Hints for New Year's Resolutions:
Make sure your goals are not the sort that will find you burning bridges with others on your way to burning out yourself. Remember that the point of what you are doing SHOULD be to bear fruit of the sort useful and sustaining to living souls, real people with hearts, feelings, strengths, weaknesses, made in God's image. You do not want a 'perfect' house and a 'perfect' homeschool that accomplishes primarily 'mechanical action instead of the vital growth and movement of a living being.'
Do not fall prey to marketing schemes trying to sell you the new you.
You cannot buy the new you. It won't come in packages, a boxes or bags. It won't come accompanied with a sales tag. YOu cannot accessorize yourself into greater spirituality or a better personality.
I'm pretty sure that God needs none of those things to make all things new. I am reasonably certain that many of those things even interfere with the sort of renewal God has in mind for you.
I've fallen prey to this line of marketing before, not because of their slick appeals to my weak and lazy inner woman, but because I have a slothful inner woman in the first place. There are many things I want to be able to do, but few of them are things I want to take the time to learn to do.

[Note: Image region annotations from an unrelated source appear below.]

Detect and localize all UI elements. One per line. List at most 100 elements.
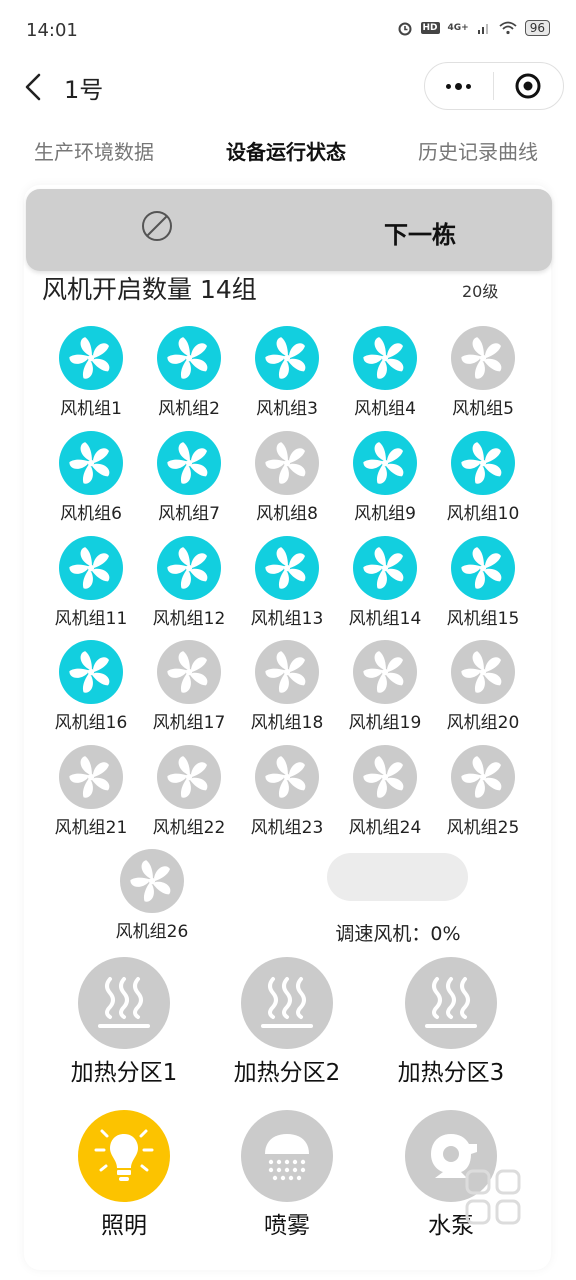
bulb-icon [78,1110,170,1202]
heater-icon [405,957,497,1049]
speed-fan-text: 调速风机：0% [335,923,461,945]
spray-icon [241,1110,333,1202]
tab-history-curve[interactable]: 历史记录曲线 [418,136,538,165]
spray-control[interactable]: 喷雾 [207,1110,367,1250]
fan-group-14[interactable]: 风机组14 [337,536,433,636]
fan-icon [451,431,515,495]
heater-label: 加热分区1 [70,1060,178,1086]
fan-group-11[interactable]: 风机组11 [43,536,139,636]
heater-icon [241,957,333,1049]
heater-label: 加热分区3 [397,1060,505,1086]
back-icon[interactable] [20,72,46,102]
device-label: 喷雾 [264,1213,310,1239]
fan-label: 风机组15 [446,609,520,629]
more-options-icon[interactable] [425,82,493,90]
fan-icon [255,640,319,704]
nav-bar: 1号 [0,62,576,112]
fan-count-text: 风机开启数量 14组 [42,275,257,304]
wifi-icon [499,21,517,35]
network-label: 4G+ [447,23,469,33]
tab-environment-data[interactable]: 生产环境数据 [34,136,154,165]
fan-group-5[interactable]: 风机组5 [435,326,531,426]
close-target-icon[interactable] [494,72,564,100]
fan-icon [255,431,319,495]
fan-icon [59,536,123,600]
speed-fan-bar[interactable] [327,853,468,901]
fan-group-1[interactable]: 风机组1 [43,326,139,426]
hd-badge: HD [420,22,440,34]
fan-label: 风机组10 [446,504,520,524]
heater-icon [78,957,170,1049]
fan-icon [255,326,319,390]
fan-group-16[interactable]: 风机组16 [43,640,139,740]
tab-bar: 生产环境数据 设备运行状态 历史记录曲线 [0,130,576,170]
fan-group-9[interactable]: 风机组9 [337,431,433,531]
heater-zone-2[interactable]: 加热分区2 [207,957,367,1097]
fan-group-20[interactable]: 风机组20 [435,640,531,740]
fan-label: 风机组20 [446,713,520,733]
fan-group-22[interactable]: 风机组22 [141,745,237,845]
fan-group-21[interactable]: 风机组21 [43,745,139,845]
fan-icon [353,640,417,704]
heater-zone-3[interactable]: 加热分区3 [371,957,531,1097]
grid-menu-icon[interactable] [464,1168,522,1230]
fan-icon [353,745,417,809]
fan-icon [451,326,515,390]
fan-icon [157,640,221,704]
fan-icon [59,326,123,390]
fan-level: 20级 [462,282,499,301]
fan-group-12[interactable]: 风机组12 [141,536,237,636]
status-bar: 14:01 HD 4G+ 96 [0,0,576,62]
fan-icon [59,431,123,495]
fan-label: 风机组5 [452,399,514,419]
fan-icon [255,536,319,600]
fan-label: 风机组25 [446,818,520,838]
fan-group-15[interactable]: 风机组15 [435,536,531,636]
heater-label: 加热分区2 [233,1060,341,1086]
battery-indicator: 96 [524,20,550,36]
fan-icon [353,431,417,495]
heater-zone-1[interactable]: 加热分区1 [44,957,204,1097]
fan-group-13[interactable]: 风机组13 [239,536,335,636]
fan-group-10[interactable]: 风机组10 [435,431,531,531]
fan-icon [353,536,417,600]
fan-icon [157,326,221,390]
next-building-button[interactable]: 下一栋 [384,215,456,250]
fan-group-18[interactable]: 风机组18 [239,640,335,740]
fan-icon [451,745,515,809]
fan-icon [157,431,221,495]
signal-icon [477,24,488,34]
fan-label: 风机组26 [115,922,189,942]
fan-group-26[interactable]: 风机组26 [104,849,200,949]
fan-icon [157,745,221,809]
fan-icon [157,536,221,600]
fan-group-3[interactable]: 风机组3 [239,326,335,426]
fan-group-17[interactable]: 风机组17 [141,640,237,740]
fan-icon [255,745,319,809]
device-label: 照明 [101,1213,147,1239]
fan-icon [451,640,515,704]
page-title: 1号 [64,76,104,104]
alarm-icon [398,22,411,36]
fan-icon [353,326,417,390]
fan-group-24[interactable]: 风机组24 [337,745,433,845]
fan-icon [59,640,123,704]
fan-icon [451,536,515,600]
mini-program-capsule [424,62,564,110]
next-building-panel: 下一栋 [26,189,552,271]
status-icons: HD 4G+ 96 [397,20,550,36]
lighting-control[interactable]: 照明 [44,1110,204,1250]
disabled-icon[interactable] [140,209,174,247]
status-time: 14:01 [26,20,78,41]
fan-icon [120,849,184,913]
fan-icon [59,745,123,809]
tab-device-status[interactable]: 设备运行状态 [226,136,346,165]
fan-group-6[interactable]: 风机组6 [43,431,139,531]
fan-group-4[interactable]: 风机组4 [337,326,433,426]
fan-group-19[interactable]: 风机组19 [337,640,433,740]
fan-group-23[interactable]: 风机组23 [239,745,335,845]
fan-group-25[interactable]: 风机组25 [435,745,531,845]
fan-group-8[interactable]: 风机组8 [239,431,335,531]
fan-group-7[interactable]: 风机组7 [141,431,237,531]
fan-group-2[interactable]: 风机组2 [141,326,237,426]
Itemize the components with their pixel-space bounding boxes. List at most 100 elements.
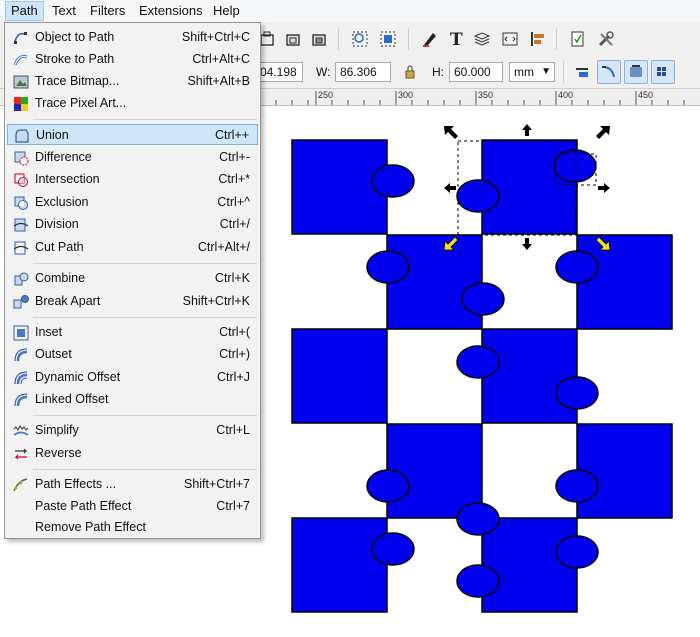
menu-help[interactable]: Help bbox=[208, 2, 245, 20]
menu-item-label: Paste Path Effect bbox=[35, 499, 132, 513]
fill-stroke-icon[interactable] bbox=[418, 27, 442, 51]
zoom-drawing-icon[interactable] bbox=[376, 27, 400, 51]
menu-item-label: Outset bbox=[35, 347, 72, 361]
menu-item-stroke-to-path[interactable]: Stroke to Path Ctrl+Alt+C bbox=[7, 49, 258, 70]
menu-item-simplify[interactable]: Simplify Ctrl+L bbox=[7, 420, 258, 441]
puzzle-knob[interactable] bbox=[456, 179, 500, 213]
width-field[interactable]: 86.306 bbox=[335, 62, 391, 82]
menu-item-shortcut: Shift+Ctrl+K bbox=[182, 294, 250, 308]
menu-item-shortcut: Shift+Ctrl+C bbox=[181, 30, 250, 44]
unit-select[interactable]: mm ▼ bbox=[509, 62, 555, 82]
puzzle-piece[interactable] bbox=[481, 517, 578, 613]
puzzle-knob[interactable] bbox=[555, 535, 599, 569]
menu-item-label: Cut Path bbox=[35, 240, 84, 254]
puzzle-piece[interactable] bbox=[576, 423, 673, 519]
menu-item-object-to-path[interactable]: Object to Path Shift+Ctrl+C bbox=[7, 27, 258, 48]
menu-separator bbox=[33, 263, 257, 264]
xml-editor-icon[interactable] bbox=[498, 27, 522, 51]
puzzle-knob[interactable] bbox=[456, 564, 500, 598]
puzzle-piece[interactable] bbox=[386, 423, 483, 519]
stroke-to-path-icon bbox=[13, 54, 28, 66]
zoom-selection-icon[interactable] bbox=[348, 27, 372, 51]
enter-group-icon[interactable] bbox=[307, 27, 331, 51]
resize-handle-w[interactable] bbox=[444, 183, 456, 193]
menu-item-label: Simplify bbox=[35, 423, 79, 437]
trace-pixel-art-icon bbox=[14, 97, 28, 111]
menu-item-dynamic-offset[interactable]: Dynamic Offset Ctrl+J bbox=[7, 367, 258, 388]
menu-item-label: Combine bbox=[35, 271, 86, 285]
menu-item-shortcut: Ctrl+Alt+/ bbox=[197, 240, 250, 254]
menu-item-remove-path-effect[interactable]: Remove Path Effect bbox=[7, 517, 258, 538]
document-properties-icon[interactable] bbox=[566, 27, 590, 51]
menu-path[interactable]: Path bbox=[5, 1, 44, 21]
puzzle-piece[interactable] bbox=[291, 328, 388, 424]
menu-item-outset[interactable]: Outset Ctrl+) bbox=[7, 344, 258, 365]
menu-item-shortcut: Ctrl+- bbox=[219, 150, 250, 164]
menu-item-combine[interactable]: Combine Ctrl+K bbox=[7, 268, 258, 289]
menu-item-trace-bitmap[interactable]: Trace Bitmap... Shift+Alt+B bbox=[7, 71, 258, 92]
puzzle-knob[interactable] bbox=[456, 502, 500, 536]
menu-filters[interactable]: Filters bbox=[85, 2, 130, 20]
puzzle-knob[interactable] bbox=[371, 164, 415, 198]
menu-item-reverse[interactable]: Reverse bbox=[7, 443, 258, 464]
puzzle-knob[interactable] bbox=[555, 376, 599, 410]
menu-item-division[interactable]: Division Ctrl+/ bbox=[7, 214, 258, 235]
preferences-icon[interactable] bbox=[594, 27, 618, 51]
menu-item-inset[interactable]: Inset Ctrl+( bbox=[7, 322, 258, 343]
trace-bitmap-icon bbox=[13, 75, 29, 89]
puzzle-piece[interactable] bbox=[386, 234, 483, 330]
puzzle-piece[interactable] bbox=[481, 328, 578, 424]
menu-item-label: Difference bbox=[35, 150, 92, 164]
toolbar-separator bbox=[556, 28, 557, 50]
puzzle-knob[interactable] bbox=[555, 469, 599, 503]
resize-handle-e[interactable] bbox=[598, 183, 610, 193]
menu-item-label: Union bbox=[36, 128, 69, 142]
menu-item-paste-path-effect[interactable]: Paste Path Effect Ctrl+7 bbox=[7, 496, 258, 517]
menu-item-cut-path[interactable]: Cut Path Ctrl+Alt+/ bbox=[7, 237, 258, 258]
menu-item-linked-offset[interactable]: Linked Offset bbox=[7, 389, 258, 410]
resize-handle-n[interactable] bbox=[522, 124, 532, 136]
text-font-icon[interactable]: T bbox=[444, 27, 468, 51]
menu-separator bbox=[33, 469, 257, 470]
menu-item-path-effects[interactable]: Path Effects ... Shift+Ctrl+7 bbox=[7, 474, 258, 495]
resize-handle-s[interactable] bbox=[522, 238, 532, 250]
menu-text[interactable]: Text bbox=[47, 2, 81, 20]
puzzle-piece[interactable] bbox=[291, 517, 388, 613]
move-patterns-icon[interactable] bbox=[651, 60, 675, 84]
resize-handle-ne[interactable] bbox=[596, 126, 610, 139]
resize-handle-nw[interactable] bbox=[444, 126, 458, 139]
menu-extensions[interactable]: Extensions bbox=[134, 2, 208, 20]
combine-icon bbox=[14, 272, 29, 286]
union-icon bbox=[15, 129, 29, 143]
menu-item-exclusion[interactable]: Exclusion Ctrl+^ bbox=[7, 192, 258, 213]
ungroup-icon[interactable] bbox=[281, 27, 305, 51]
division-icon bbox=[13, 218, 29, 232]
menu-item-label: Object to Path bbox=[35, 30, 115, 44]
move-gradients-icon[interactable] bbox=[624, 60, 648, 84]
puzzle-knob[interactable] bbox=[366, 469, 410, 503]
path-effects-icon bbox=[13, 478, 28, 492]
height-field[interactable]: 60.000 bbox=[449, 62, 503, 82]
puzzle-knob[interactable] bbox=[553, 149, 597, 183]
menu-item-shortcut: Shift+Alt+B bbox=[187, 74, 250, 88]
scale-stroke-icon[interactable] bbox=[570, 60, 594, 84]
menu-item-trace-pixel-art[interactable]: Trace Pixel Art... bbox=[7, 93, 258, 114]
puzzle-knob[interactable] bbox=[371, 532, 415, 566]
menu-item-label: Inset bbox=[35, 325, 63, 339]
lock-icon[interactable] bbox=[398, 60, 422, 84]
align-distribute-icon[interactable] bbox=[526, 27, 550, 51]
puzzle-piece[interactable] bbox=[576, 234, 673, 330]
ruler-label: 250 bbox=[318, 90, 334, 100]
menu-item-intersection[interactable]: Intersection Ctrl+* bbox=[7, 169, 258, 190]
menu-item-difference[interactable]: Difference Ctrl+- bbox=[7, 147, 258, 168]
menu-item-break-apart[interactable]: Break Apart Shift+Ctrl+K bbox=[7, 291, 258, 312]
puzzle-knob[interactable] bbox=[461, 282, 505, 316]
puzzle-knob[interactable] bbox=[366, 250, 410, 284]
menu-item-union[interactable]: Union Ctrl++ bbox=[7, 124, 258, 145]
layers-icon[interactable] bbox=[470, 27, 494, 51]
puzzle-knob[interactable] bbox=[456, 345, 500, 379]
puzzle-knob[interactable] bbox=[555, 250, 599, 284]
scale-corners-icon[interactable] bbox=[597, 60, 621, 84]
menu-item-shortcut: Ctrl++ bbox=[214, 128, 249, 142]
x-field[interactable]: 04.198 bbox=[255, 62, 303, 82]
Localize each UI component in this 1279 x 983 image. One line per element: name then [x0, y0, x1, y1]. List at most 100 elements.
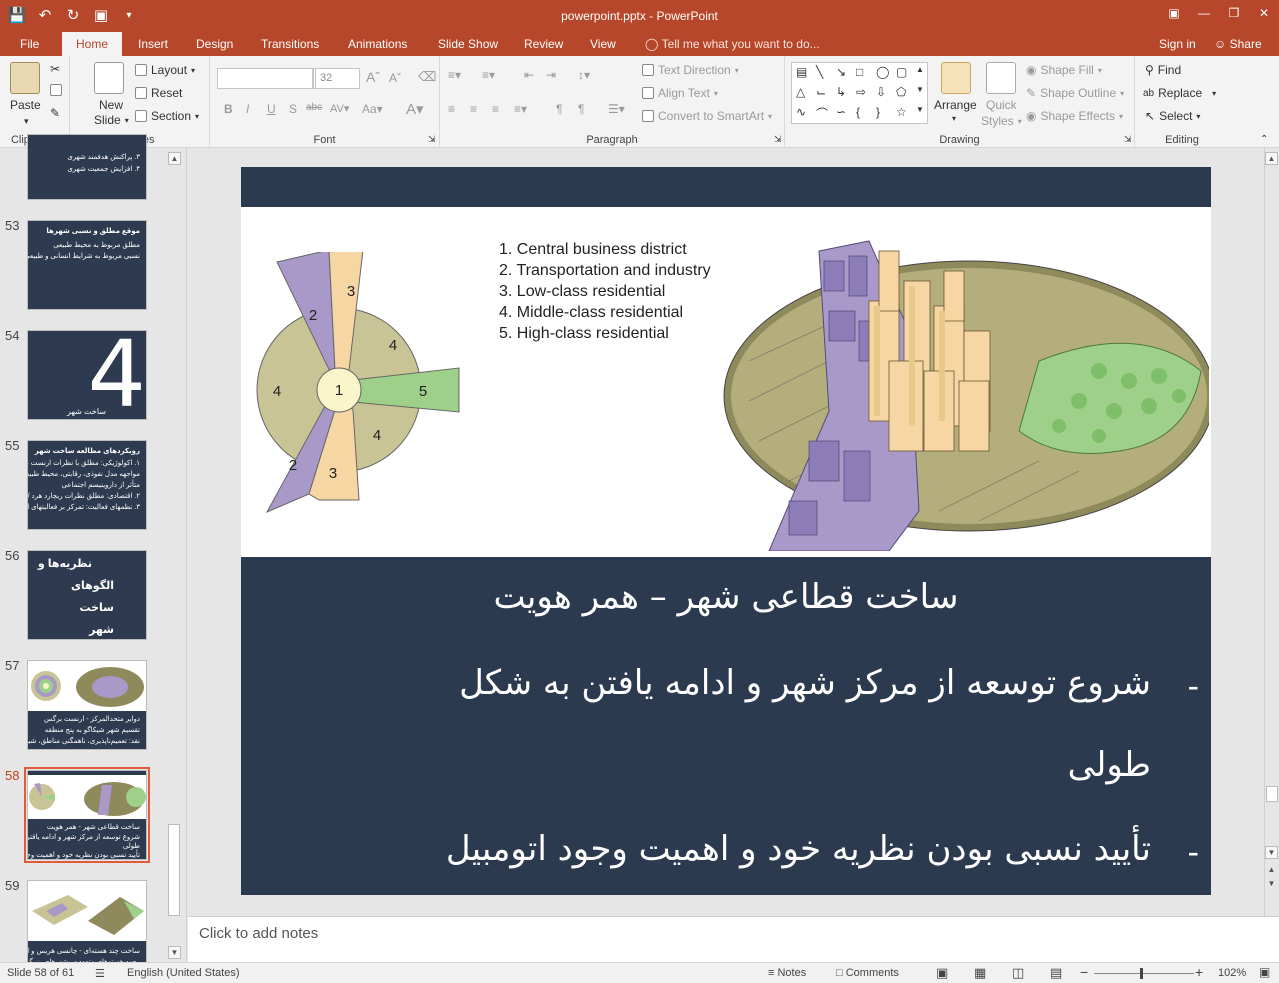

I don't want it to hurt, to require self-discipline, or take much time. I just want to be that new woman much as Cinderella was able to go to the ball. Playing the role of Cinderella in my personal fairy tale dream is yours truly. Playing the role of the Fairy Godmother would be my checkbook, or worse, a credit card. This way lies only disappointment and debt.
You can't buy a better spiritual life. You have to live it, pray it, study it, and you probably have everything you need at home already.
Start the new you by walking away from advertisements and marketing schemes without spending a dime. Become a new you the old fashioned way.